Niger, located in the Sahel – a region plagued by jihadists and military regimes, is an essential player in West Africa for several reasons. It has been a beacon of relative democratic stability, distinguishing itself from neighboring Mali and Burkina Faso, which have already faced military coups. Additionally, Niger hosts French and US military bases, making it a crucial partner in the fight against Islamist insurgents. Economically, the country is rich in uranium, accounting for 7% of global supplies.
The coup is reportedly driven by the deteriorating security situation in the region, with violent Islamist groups gaining ground in the tri-border area between Mali, Niger, and Burkina Faso. Climate change is also contributing to desertification, adding to the region’s instability.
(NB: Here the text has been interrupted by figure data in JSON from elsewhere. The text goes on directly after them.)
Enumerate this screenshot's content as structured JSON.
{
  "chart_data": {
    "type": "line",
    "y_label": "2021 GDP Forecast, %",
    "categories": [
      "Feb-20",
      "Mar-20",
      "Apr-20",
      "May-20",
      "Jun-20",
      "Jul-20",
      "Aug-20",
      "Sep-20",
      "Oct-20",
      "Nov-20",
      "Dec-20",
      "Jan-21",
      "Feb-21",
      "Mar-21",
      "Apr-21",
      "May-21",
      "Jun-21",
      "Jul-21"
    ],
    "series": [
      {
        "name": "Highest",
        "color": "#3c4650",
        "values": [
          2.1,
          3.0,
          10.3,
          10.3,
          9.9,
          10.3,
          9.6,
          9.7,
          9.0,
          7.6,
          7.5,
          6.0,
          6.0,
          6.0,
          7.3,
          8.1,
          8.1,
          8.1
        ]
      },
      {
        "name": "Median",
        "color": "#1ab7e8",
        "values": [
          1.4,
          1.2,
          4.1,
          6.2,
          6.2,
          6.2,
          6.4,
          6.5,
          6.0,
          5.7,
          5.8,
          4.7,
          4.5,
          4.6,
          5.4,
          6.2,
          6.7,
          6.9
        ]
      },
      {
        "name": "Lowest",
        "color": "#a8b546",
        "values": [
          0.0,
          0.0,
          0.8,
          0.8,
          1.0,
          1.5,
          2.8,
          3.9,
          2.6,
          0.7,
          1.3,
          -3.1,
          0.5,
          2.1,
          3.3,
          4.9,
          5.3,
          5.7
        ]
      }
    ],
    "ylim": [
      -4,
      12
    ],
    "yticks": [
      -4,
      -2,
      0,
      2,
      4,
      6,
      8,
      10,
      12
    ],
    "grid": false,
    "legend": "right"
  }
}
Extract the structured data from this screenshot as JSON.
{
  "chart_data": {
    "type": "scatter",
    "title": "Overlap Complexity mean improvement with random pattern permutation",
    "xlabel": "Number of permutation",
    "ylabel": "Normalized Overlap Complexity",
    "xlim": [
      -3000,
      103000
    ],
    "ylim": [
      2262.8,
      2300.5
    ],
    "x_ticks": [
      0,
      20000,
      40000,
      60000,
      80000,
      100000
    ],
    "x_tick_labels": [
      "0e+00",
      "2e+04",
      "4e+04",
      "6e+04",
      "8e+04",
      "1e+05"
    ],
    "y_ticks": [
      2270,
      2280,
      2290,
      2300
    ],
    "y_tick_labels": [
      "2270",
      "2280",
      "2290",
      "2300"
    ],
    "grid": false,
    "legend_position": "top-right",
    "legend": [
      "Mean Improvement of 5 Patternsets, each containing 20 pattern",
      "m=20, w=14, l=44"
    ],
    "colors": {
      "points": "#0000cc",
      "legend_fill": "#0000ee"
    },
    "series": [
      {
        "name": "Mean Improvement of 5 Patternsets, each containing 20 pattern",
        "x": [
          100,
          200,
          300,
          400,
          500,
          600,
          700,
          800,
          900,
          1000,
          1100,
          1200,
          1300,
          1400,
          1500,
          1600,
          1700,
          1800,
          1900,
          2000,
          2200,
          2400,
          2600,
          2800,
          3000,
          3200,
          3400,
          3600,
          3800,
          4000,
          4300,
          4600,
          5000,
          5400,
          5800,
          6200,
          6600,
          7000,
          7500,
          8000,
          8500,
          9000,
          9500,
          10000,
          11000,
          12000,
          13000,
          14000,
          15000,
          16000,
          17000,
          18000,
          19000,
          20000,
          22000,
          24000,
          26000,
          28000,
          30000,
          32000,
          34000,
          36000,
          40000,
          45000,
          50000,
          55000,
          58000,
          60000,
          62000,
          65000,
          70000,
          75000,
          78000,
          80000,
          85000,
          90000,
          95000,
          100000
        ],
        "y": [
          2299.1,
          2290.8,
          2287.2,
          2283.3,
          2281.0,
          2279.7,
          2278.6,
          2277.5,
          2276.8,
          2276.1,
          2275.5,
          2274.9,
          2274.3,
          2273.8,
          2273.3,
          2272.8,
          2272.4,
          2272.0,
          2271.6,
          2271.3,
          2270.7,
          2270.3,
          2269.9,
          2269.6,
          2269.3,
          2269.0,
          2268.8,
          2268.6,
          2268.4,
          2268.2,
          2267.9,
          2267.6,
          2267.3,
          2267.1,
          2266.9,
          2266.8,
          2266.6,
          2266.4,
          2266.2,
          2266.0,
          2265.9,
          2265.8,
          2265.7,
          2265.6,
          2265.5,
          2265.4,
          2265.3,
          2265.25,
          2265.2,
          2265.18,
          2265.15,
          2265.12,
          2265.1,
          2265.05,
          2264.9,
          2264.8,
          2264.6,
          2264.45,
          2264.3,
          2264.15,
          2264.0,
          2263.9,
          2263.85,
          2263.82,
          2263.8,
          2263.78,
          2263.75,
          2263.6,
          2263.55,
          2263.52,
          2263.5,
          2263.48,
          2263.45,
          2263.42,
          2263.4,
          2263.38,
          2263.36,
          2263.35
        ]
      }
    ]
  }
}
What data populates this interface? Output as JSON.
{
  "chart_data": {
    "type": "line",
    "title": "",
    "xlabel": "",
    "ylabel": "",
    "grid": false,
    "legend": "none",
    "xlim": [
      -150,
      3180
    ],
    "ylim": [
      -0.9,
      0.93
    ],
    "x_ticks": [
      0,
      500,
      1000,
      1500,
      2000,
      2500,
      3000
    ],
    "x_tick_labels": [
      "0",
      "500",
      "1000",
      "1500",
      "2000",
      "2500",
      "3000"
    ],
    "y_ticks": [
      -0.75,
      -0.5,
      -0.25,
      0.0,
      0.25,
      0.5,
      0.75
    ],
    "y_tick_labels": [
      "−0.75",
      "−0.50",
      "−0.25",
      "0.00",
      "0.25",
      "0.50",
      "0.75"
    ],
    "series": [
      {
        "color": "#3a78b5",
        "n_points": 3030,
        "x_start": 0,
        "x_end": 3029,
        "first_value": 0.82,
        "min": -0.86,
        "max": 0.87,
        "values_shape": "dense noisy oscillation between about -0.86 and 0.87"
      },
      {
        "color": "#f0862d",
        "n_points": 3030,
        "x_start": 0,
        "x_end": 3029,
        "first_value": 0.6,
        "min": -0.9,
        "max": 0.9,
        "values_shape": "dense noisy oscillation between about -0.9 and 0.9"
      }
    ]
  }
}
The international community has condemned the coup, with France, the African Union, ECOWAS, the EU, and the UN calling for the immediate restoration of constitutional order and a democratically-elected civilian government. However, Russian influence, represented by the Wagner mercenary group, has been seen as potentially exerting a malign influence in Niger.
The coup’s implications could lead Niger to reconsider its ties with Western allies and potentially shift towards Russia, following the footsteps of Burkina Faso and Mali after their military coups. The global consequences may impact migration and counter-trafficking efforts, questioning Niger’s role in collaborating with European countries to address migration issues.
The coup has plunged Niger into political turmoil, raising concerns about the country’s future stability and international relations in the volatile Sahel region.